Rabat – In his speech of November 6, King Mohammed VI extended a hand for peace and goodwill to the Algerian government, with the hope to start a new chapter of good relations. Algeria has not yet responded to this initiative of friendship. Their no-answer posture is in many ways equivalent to saying unofficially: No way.
During the 130-year spell of French colonial presence in Algeria, France considered this country as a French department: “Algerie Francaise.” Realizing that it was going to ultimately leave Algeria when the independence war of November 1, 1954, to March 19, 1962, started, France turned to the Moroccans, asking to negotiate the restitution of territories that France cut off from Morocco during colonialization.
King Mohammed V, in the name of the pan-Arab brotherhood utopia of the time, turned down the French initiative saying that it would be equivalent to stabbing a sister country in the back. He said that after independence Algeria would, unilaterally, restitute the territories in question.
However, after independence in 1963, Algeria flatly refused to do such a thing on the grounds that the territories in question were fully Algerian.
The abrupt refusal escalated the tension between the two countries and a war known as the “Sand War” ensued in September 1963 leading to the defeat of Algeria. Rather than hold onto the territory grabbed during the brief war by the Moroccan army to make a land swap later on, King Hassan II, in an unexpected move, instructed the army to return home to avoid a long term conflict with Algeria.
But the harm was done and animosity towards Morocco was born in Algerian official circles.
Sahara conflict
During the era of Algerian President Houari Boumedienne (1932-1978), in the official narrative, Morocco was seen as the enemy because it fought Algeria as a young nation. The official policy among political leadership and army strategists stated, in private, that Morocco was a great danger to the unity and survival of Algeria and, as such, must be challenged in all areas and at all times.

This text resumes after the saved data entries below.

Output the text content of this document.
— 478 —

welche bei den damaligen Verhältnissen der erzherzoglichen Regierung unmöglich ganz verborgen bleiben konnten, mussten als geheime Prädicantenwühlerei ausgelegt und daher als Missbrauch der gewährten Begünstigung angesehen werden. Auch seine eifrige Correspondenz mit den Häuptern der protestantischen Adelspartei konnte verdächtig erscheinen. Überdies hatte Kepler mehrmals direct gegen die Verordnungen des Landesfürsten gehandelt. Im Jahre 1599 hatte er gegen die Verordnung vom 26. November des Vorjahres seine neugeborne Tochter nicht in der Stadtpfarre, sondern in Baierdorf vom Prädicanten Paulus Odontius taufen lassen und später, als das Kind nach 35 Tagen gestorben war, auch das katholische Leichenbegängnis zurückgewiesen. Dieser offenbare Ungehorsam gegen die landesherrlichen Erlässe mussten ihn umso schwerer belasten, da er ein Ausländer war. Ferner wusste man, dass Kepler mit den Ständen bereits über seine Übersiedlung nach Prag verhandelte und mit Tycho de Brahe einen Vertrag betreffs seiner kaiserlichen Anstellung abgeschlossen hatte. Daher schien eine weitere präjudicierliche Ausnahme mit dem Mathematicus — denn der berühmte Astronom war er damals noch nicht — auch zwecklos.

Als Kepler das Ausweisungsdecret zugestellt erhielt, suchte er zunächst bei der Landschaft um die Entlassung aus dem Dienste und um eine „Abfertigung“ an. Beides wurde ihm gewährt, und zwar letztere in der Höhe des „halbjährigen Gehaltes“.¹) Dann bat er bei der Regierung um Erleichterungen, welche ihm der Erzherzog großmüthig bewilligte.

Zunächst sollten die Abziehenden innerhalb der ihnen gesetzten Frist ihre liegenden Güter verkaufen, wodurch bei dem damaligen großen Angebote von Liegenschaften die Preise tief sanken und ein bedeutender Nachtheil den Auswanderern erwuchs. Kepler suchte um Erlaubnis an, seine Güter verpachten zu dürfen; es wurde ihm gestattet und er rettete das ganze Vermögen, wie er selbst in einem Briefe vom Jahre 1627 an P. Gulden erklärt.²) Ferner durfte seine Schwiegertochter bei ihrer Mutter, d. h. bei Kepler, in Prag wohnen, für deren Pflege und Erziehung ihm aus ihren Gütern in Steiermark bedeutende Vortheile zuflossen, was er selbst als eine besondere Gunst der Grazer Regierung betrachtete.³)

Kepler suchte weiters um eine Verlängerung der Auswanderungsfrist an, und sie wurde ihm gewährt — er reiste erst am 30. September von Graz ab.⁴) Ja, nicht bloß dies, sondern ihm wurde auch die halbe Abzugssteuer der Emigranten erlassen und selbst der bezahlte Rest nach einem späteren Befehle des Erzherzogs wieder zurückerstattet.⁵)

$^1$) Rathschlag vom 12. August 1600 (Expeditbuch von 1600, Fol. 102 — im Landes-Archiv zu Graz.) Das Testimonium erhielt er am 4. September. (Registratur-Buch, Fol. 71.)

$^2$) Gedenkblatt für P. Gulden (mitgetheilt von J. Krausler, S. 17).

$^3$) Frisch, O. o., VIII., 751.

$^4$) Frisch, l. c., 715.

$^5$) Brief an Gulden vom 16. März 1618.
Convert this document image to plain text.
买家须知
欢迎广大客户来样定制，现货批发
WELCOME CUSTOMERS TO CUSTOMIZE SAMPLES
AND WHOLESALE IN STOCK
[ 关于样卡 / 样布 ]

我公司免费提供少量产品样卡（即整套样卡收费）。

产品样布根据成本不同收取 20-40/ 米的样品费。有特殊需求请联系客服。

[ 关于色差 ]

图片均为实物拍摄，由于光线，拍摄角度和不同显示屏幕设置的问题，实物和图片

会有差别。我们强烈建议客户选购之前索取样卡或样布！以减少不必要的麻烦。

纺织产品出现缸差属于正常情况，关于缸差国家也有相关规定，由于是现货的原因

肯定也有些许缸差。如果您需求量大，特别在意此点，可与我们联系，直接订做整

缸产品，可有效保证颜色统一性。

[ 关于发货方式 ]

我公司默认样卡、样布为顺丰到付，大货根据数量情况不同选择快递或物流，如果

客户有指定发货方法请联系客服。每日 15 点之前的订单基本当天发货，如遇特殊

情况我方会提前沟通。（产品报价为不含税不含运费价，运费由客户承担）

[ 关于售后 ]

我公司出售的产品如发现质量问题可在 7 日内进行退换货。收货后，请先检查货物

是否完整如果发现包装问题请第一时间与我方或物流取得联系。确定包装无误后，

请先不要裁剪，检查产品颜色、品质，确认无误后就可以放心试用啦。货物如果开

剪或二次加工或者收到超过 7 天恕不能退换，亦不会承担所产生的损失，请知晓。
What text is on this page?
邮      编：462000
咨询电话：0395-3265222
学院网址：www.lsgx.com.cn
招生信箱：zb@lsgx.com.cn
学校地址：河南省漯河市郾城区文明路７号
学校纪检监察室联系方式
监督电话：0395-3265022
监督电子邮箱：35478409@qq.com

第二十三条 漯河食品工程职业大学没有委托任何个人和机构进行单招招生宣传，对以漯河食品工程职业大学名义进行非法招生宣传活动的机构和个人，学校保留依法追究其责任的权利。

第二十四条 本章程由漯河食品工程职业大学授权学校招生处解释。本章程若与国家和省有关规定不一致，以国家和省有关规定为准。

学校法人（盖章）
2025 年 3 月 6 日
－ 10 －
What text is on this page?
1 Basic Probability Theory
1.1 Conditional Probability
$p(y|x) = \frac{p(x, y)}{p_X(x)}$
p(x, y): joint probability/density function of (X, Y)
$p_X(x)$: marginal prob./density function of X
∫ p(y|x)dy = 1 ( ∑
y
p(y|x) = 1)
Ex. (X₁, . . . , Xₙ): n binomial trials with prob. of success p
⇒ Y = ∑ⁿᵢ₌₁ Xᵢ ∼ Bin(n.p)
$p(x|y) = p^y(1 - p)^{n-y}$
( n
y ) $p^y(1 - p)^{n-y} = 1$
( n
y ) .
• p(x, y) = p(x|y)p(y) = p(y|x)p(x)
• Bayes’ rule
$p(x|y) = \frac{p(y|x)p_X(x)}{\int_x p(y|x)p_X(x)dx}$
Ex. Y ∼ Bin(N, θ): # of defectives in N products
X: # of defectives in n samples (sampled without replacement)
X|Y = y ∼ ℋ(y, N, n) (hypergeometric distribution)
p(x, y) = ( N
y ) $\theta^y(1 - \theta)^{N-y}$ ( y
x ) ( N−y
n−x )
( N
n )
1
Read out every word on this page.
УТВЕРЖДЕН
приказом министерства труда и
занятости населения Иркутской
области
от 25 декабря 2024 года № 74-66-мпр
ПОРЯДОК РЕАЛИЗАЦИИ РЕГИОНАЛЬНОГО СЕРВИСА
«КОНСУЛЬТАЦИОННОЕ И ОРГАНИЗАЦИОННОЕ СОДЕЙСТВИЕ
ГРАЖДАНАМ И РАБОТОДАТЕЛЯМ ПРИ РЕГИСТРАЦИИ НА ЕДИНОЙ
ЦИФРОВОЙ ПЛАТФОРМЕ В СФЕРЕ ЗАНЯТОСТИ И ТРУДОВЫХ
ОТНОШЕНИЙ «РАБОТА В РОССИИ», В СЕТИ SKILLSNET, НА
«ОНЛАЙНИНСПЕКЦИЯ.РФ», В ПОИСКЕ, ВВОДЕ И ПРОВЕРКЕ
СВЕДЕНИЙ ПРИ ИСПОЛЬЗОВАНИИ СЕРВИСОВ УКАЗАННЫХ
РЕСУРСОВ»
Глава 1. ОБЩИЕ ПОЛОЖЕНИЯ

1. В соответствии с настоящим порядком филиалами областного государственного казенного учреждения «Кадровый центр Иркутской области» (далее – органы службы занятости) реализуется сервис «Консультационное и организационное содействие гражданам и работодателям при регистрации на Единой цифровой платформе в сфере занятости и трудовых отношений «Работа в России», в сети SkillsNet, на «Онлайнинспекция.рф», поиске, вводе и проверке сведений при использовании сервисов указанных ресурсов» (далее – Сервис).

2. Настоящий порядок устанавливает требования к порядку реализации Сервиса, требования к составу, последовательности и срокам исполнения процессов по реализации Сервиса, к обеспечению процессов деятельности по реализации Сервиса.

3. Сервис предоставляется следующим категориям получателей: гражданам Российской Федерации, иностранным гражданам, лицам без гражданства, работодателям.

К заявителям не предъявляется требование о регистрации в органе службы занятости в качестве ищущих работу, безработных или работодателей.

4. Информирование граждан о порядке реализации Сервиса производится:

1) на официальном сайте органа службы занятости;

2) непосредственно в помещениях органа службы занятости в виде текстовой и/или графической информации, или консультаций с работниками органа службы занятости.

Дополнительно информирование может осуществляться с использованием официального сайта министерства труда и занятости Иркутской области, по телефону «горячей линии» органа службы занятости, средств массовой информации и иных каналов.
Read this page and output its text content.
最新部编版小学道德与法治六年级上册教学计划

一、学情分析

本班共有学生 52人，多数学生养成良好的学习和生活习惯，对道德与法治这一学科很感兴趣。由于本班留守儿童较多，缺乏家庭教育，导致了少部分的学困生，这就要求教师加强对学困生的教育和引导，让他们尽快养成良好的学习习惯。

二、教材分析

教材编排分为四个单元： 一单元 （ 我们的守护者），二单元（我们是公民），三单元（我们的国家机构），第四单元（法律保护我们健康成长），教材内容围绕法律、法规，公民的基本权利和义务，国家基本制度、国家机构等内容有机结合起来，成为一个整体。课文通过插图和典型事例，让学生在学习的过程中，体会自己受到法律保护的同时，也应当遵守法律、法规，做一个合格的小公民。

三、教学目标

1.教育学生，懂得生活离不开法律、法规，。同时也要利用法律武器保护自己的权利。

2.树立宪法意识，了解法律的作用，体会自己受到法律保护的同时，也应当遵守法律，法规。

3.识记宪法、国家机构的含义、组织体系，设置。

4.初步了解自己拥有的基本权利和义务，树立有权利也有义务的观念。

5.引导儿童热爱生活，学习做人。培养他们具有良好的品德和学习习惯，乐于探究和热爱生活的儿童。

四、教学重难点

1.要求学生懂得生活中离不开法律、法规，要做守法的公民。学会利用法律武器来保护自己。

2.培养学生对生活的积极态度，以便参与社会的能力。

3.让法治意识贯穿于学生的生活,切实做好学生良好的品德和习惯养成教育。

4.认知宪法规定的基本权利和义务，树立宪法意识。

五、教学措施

One first such challenge was the Sahara issue. While Boumedienne in 1974 accepted the takeover of the territory by both Morocco and Mauritania, he adopted the Polisario Front in 1975. By the time Algeria had an upper hand over the Polisario Front, the latter’s goal was no longer to end Spanish colonization but to create an independent state.
The tripartite agreement between Spain, the colonial power, Morocco, and Mauritania, known as of November 15, 1975, ceded the territory to Morocco and Mauritania.
To mar the Moroccan-Mauritanian takeover, Algeria armed the Polisario, which launched attacks on both Morocco and Mauritania. Mauritania, unable to bear the brunt of the military onslaught, left the territory and ceded its part to Morocco in 1979.
During the 1970s, 1980s, and 1990s, Algeria not only armed the Polisario but, also and most importantly, bought external support for it in the Organization of African Unity and in the UN, thanks to the petrodollars it got from its oil revenues.
Morocco countered Polisario’s military efforts by building a defensive wall, the Moroccan Western Sahara wall, an approximately 2,700-kilmeter-long structure that stopped Polisario’s encroachments in the territory under Moroccan control.
Morocco also put forth an autonomy plan for the territory in 2007 as a possible solution to the Western Sahara conflict. The plan has since received support from many nations of the world as a viable political solution to the conflict.
Read Also: Peaceful Solution to ًWestern Sahara “Possible” Says UN Envoy at Geneva Talks
Closing the border
Besides the Sahara conflict, official Algerian enmity is expressed through the actual closed border and the cessation of all possible economic activity.
In 1994, the Hotel Asni in Marrakech witnessed one of the first terrorist attacks in Morocco. Three Algerian-French nationals carried out the attack, which left two people dead. Morocco accused Algerian intelligence services of planning the deadly shooting, a claim that worsened the diplomatic relations between the two neighboring countries.
Morocco then closed off its border with Algeria briefly. Algeria used the move as an excuse to permanently close the borders to stop Algerians visiting Morocco in millions and spending lots of money, strengthening the Moroccan economy.
It is also an excuse to prevent the Algerian people from seeing Morocco’s tremendous development in various sectors of the economy in spite of Morocco’s lack of oil.
Algerian animosity toward Morocco is exclusively the work of the Algerian military that controls the country through docile political parties and an incapacitated president. Other than that, the Algerian people feel close to the Moroccan people because of shared religion, language, and culture, and they express this closeness every time they are given the opportunity.
What will alter Algeria’s belligerent attitude?
The hate of Morocco and what it represents is engrained in the Algerian military psyche, and only two possible developments can, ultimately, put an end to it.
The first possibility is that Algeria goes bankrupt and allows the IMF and the World Bank to clean its financial mess, opening its economic border and allowing Moroccan companies to do business in Algeria.
Another possibility is that Algeria will cut subsidies, bringing the population to the streets. An ensuing revolution could end military control and bring democracy to the country.
Barring these two developments, Algeria will continue holding a grudge against Morocco and the Maghreb Union will just be wishful thinking, if not a political joke, to say the least.